The girls feel badly but cannot do anything to stop the boys. In years past, the people from the foundation would make sure that such never happened because we would photograph the girls on the roof of the school without any boys around. In this case however I am on their land and it's their place to do as they wish.

This goes on for about an hour until a few of the older boys feel it within themselves to help out. One gets a chair and we begin to organize the girls. This is my first experience doing so by myself, without the foundation. Many of the girls want to be photographed but cannot volunteer in front of the boys. A few do however and we end up walking to the field like last year.

We place the chair and the girls bravely begin to take their places. They are of course outnumbered perhaps four to one by the boys, and the noise of the place is almost as overwhelming even in an open field. We do manage however to begin the portraits and the girls ignore everything but the camera. More so than any year before this experience, I realize the difficulty of this work for the girls, and its importance.

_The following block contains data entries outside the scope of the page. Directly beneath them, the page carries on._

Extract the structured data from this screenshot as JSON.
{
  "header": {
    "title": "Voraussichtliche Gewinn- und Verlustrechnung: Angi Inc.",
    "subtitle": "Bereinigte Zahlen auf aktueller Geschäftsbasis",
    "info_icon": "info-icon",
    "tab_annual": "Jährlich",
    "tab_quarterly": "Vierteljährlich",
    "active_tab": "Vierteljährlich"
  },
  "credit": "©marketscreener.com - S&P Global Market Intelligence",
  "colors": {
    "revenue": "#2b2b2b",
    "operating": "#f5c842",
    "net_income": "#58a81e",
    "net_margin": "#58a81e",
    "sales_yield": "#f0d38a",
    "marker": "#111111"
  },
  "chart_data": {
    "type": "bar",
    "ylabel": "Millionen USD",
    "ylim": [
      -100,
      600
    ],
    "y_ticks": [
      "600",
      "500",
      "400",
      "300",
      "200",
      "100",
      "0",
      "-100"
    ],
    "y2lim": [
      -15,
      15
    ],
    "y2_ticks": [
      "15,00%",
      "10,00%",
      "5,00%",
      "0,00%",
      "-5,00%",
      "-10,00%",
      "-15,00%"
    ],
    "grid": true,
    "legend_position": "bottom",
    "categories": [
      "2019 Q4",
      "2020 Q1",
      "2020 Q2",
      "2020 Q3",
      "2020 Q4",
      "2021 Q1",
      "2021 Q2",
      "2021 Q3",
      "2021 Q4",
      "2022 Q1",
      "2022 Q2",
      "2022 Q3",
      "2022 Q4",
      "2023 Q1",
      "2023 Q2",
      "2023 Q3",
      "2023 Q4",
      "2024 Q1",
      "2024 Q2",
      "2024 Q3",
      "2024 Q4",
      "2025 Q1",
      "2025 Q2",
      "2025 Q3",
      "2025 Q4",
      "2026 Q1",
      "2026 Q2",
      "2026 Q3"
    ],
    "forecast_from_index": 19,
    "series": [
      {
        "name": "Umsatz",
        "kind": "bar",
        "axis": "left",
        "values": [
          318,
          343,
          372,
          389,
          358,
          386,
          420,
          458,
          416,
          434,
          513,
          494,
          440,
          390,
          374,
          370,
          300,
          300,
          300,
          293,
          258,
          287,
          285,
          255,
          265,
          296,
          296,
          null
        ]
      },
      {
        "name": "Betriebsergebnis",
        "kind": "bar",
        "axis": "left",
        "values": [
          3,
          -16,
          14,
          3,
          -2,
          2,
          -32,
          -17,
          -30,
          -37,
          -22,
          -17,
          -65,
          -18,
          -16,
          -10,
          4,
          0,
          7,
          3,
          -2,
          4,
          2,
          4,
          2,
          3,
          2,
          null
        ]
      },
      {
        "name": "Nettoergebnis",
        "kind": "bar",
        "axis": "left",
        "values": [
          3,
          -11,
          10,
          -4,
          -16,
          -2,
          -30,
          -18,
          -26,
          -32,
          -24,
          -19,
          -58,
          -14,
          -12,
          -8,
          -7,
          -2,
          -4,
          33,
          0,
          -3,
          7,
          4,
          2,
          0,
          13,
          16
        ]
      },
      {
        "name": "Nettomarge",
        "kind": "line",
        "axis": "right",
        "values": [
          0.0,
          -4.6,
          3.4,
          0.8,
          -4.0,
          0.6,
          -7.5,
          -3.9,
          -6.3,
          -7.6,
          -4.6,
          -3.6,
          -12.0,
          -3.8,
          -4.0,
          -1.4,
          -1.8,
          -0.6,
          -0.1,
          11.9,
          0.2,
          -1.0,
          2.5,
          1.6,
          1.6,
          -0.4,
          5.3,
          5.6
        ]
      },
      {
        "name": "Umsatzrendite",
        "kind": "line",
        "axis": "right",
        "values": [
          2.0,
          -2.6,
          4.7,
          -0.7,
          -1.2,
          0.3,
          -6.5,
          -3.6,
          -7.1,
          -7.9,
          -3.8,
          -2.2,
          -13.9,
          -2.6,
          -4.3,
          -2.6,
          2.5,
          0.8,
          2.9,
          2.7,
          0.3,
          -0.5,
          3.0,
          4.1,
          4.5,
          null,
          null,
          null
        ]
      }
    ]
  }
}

The older boys are very helpful however and throughout the entire session they need to constantly remove boys from the foreground and the background. After about an hour, this young girl approaches. She was hiding back in the village and came out once she realized perhaps that it was safe for her. It takes me a minute but then I recognize her eyes, her neck and her stance.

Once she sees my delight, she smiles and stands for her portrait. The result can be seen above.

Her school is still closed to this day. I hope better for her and her younger sisters and will continue in my efforts to reopen the school in this village.